Categories: Uncategorized.

After one and half month finding my dream… Finally, i got offer by AmBank Group… just a normal position Customer Service Representative, or the nicely name call Officer in the AmBank.

Wah… I sudden walk out from the unemplyment group, really duon’t know how do tell everyone, but it actually good.

Before working at Ambank, I got interview a lot company to get the ideal job, but failed, some is the company problem, some is the agent problem and some is because i not really like the job function at all.

So i resign and reject the offer by the company. My parents also panic about my changing job attitude, my friends too.

All the people around me, scaring i was play-play to find a new job, no i swear.
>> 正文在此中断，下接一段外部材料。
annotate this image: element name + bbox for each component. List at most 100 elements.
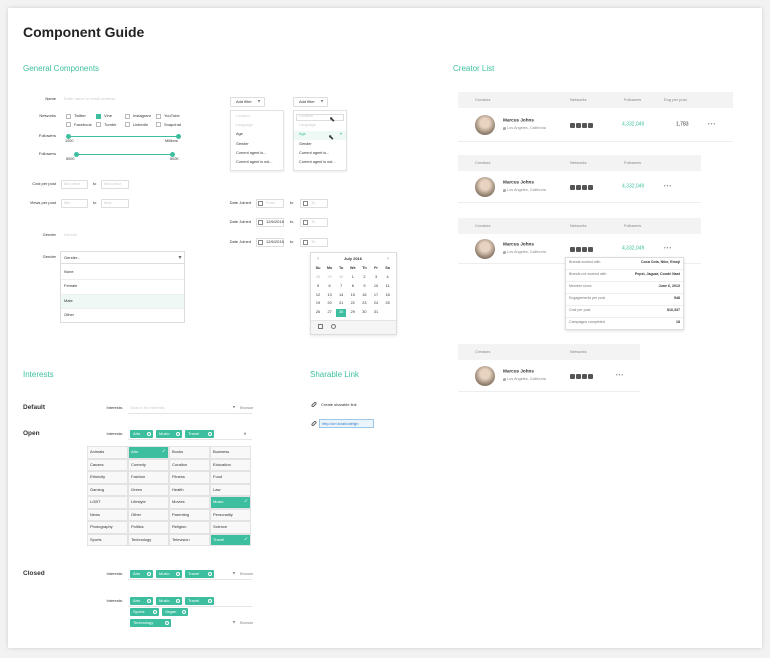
day[interactable]: 30: [339, 275, 344, 280]
menu-item[interactable]: Current agent is not...: [236, 160, 273, 165]
tag[interactable]: [185, 570, 214, 578]
day[interactable]: 3: [374, 275, 378, 280]
menu-item[interactable]: Current agent is not...: [299, 160, 336, 165]
checkbox[interactable]: [156, 122, 161, 127]
tag[interactable]: [130, 619, 171, 627]
checkbox[interactable]: [96, 122, 101, 127]
interest-cell[interactable]: [169, 533, 210, 546]
interest-cell[interactable]: [210, 483, 251, 496]
slider-handle[interactable]: [169, 151, 175, 157]
interest-cell[interactable]: [87, 533, 128, 546]
input[interactable]: [256, 217, 284, 227]
tag[interactable]: [185, 597, 214, 605]
interest-cell[interactable]: [128, 458, 169, 471]
interest-cell[interactable]: [210, 521, 251, 534]
day[interactable]: 25: [385, 301, 390, 306]
day[interactable]: 28: [339, 310, 344, 315]
day[interactable]: 27: [327, 310, 332, 315]
interest-cell[interactable]: [87, 471, 128, 484]
interest-cell[interactable]: [210, 458, 251, 471]
interest-cell[interactable]: [169, 471, 210, 484]
interest-cell[interactable]: [128, 533, 169, 546]
select-option[interactable]: None: [64, 269, 74, 274]
button[interactable]: [230, 97, 265, 107]
tag[interactable]: [130, 597, 153, 605]
select[interactable]: [60, 251, 185, 264]
interest-cell[interactable]: [128, 471, 169, 484]
day[interactable]: 23: [362, 301, 367, 306]
day[interactable]: 13: [327, 292, 332, 297]
day[interactable]: 12: [315, 292, 321, 297]
input[interactable]: [300, 198, 328, 208]
interest-cell[interactable]: [128, 496, 169, 509]
day[interactable]: 17: [373, 292, 379, 297]
input[interactable]: [101, 179, 129, 189]
input[interactable]: [61, 179, 88, 189]
link-action[interactable]: Create sharable link: [321, 402, 357, 407]
day[interactable]: 29: [350, 310, 355, 315]
checkbox[interactable]: [125, 122, 130, 127]
interest-cell[interactable]: [128, 483, 169, 496]
interest-cell[interactable]: [169, 458, 210, 471]
checkbox[interactable]: [66, 122, 71, 127]
interest-cell[interactable]: [210, 446, 251, 459]
day[interactable]: 15: [350, 292, 355, 297]
interest-cell[interactable]: [169, 483, 210, 496]
day[interactable]: 30: [362, 310, 367, 315]
day[interactable]: 5: [316, 283, 320, 288]
day[interactable]: 24: [373, 301, 379, 306]
day[interactable]: 9: [363, 283, 366, 288]
interest-cell[interactable]: [169, 496, 210, 509]
browse-link[interactable]: Browse: [240, 571, 254, 576]
browse-link[interactable]: Browse: [240, 405, 254, 410]
day[interactable]: 1: [351, 275, 354, 280]
interest-cell[interactable]: [210, 533, 251, 546]
input[interactable]: [300, 237, 328, 247]
tag[interactable]: [130, 570, 153, 578]
interest-cell[interactable]: [210, 496, 251, 509]
menu-item[interactable]: Location: [236, 114, 251, 119]
interest-cell[interactable]: [128, 521, 169, 534]
day[interactable]: 16: [362, 292, 367, 297]
day[interactable]: 14: [339, 292, 344, 297]
interest-cell[interactable]: [128, 446, 169, 459]
menu-item[interactable]: Current agent is...: [236, 150, 267, 155]
day[interactable]: 7: [340, 283, 343, 288]
day[interactable]: 19: [315, 301, 321, 306]
input[interactable]: [300, 217, 328, 227]
day[interactable]: 20: [327, 301, 332, 306]
menu-item[interactable]: Age: [299, 132, 306, 137]
interest-cell[interactable]: [210, 471, 251, 484]
input[interactable]: [256, 237, 284, 247]
interest-cell[interactable]: [87, 483, 128, 496]
interest-cell[interactable]: [87, 508, 128, 521]
day[interactable]: 8: [351, 283, 354, 288]
tag[interactable]: [156, 570, 182, 578]
menu-item[interactable]: Age: [236, 132, 243, 137]
url-box[interactable]: [319, 419, 374, 428]
menu-item[interactable]: Location: [299, 114, 314, 119]
checkbox[interactable]: [96, 113, 101, 119]
input[interactable]: [101, 198, 129, 208]
checkbox[interactable]: [125, 113, 130, 119]
tag[interactable]: [156, 430, 182, 438]
day[interactable]: 26: [315, 310, 321, 315]
interest-cell[interactable]: [128, 508, 169, 521]
interest-cell[interactable]: [87, 458, 128, 471]
slider-handle[interactable]: [65, 133, 71, 139]
slider-handle[interactable]: [73, 151, 79, 157]
select-option[interactable]: Other: [64, 311, 75, 317]
day[interactable]: 11: [385, 283, 390, 288]
day[interactable]: 10: [373, 283, 379, 288]
interest-cell[interactable]: [169, 521, 210, 534]
day[interactable]: 28: [315, 275, 321, 280]
checkbox[interactable]: [156, 113, 161, 119]
tag[interactable]: [130, 608, 159, 616]
browse-link[interactable]: Browse: [240, 620, 254, 625]
day[interactable]: 6: [328, 283, 331, 288]
slider-handle[interactable]: [175, 133, 181, 139]
tag[interactable]: [185, 430, 214, 438]
tag[interactable]: [130, 430, 153, 438]
input[interactable]: [61, 198, 88, 208]
tag[interactable]: [156, 597, 182, 605]
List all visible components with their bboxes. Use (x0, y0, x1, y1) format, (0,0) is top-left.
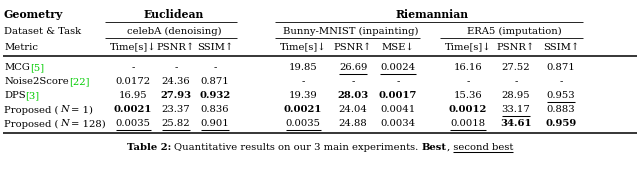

Every job’s interview i bring my sincere heart try to get the job, only one or two, i bring the not really wanted feeling to interview.

May be you would say that i was choosy, Of course, i must carefully to find my new job without doing the same past things anymore. Me also tired for the job’s interview. And answer almost the same things everytime, i go to job interview.

The most Frequestly questions were asking by the interviewer toward me:

1. First of all, please introduce yourself to us.

2. What is your STREGHTS and WEAKNESSES?

3. How to you improve weaknesses at this moment?

4. How to you think this job is suitable you?

5. Where do you saw our company have offer this job?

6. Do you know what is our company doing?

7. Why you resigned from your previous job?

8. What is the most suitable salary do you think we might offer you?

9. Are you willing to contribute or travel to outstation if necessary?(Meaning transfer to others branches.)

Above is the most frequest question the interviwer asking during the job interview, I don’t know how about you?

Hopefully all my lovely friends get your dream job.

BEST WISHES TO ALL MY DEAREST FRIENDS, AND GOOD LUCK.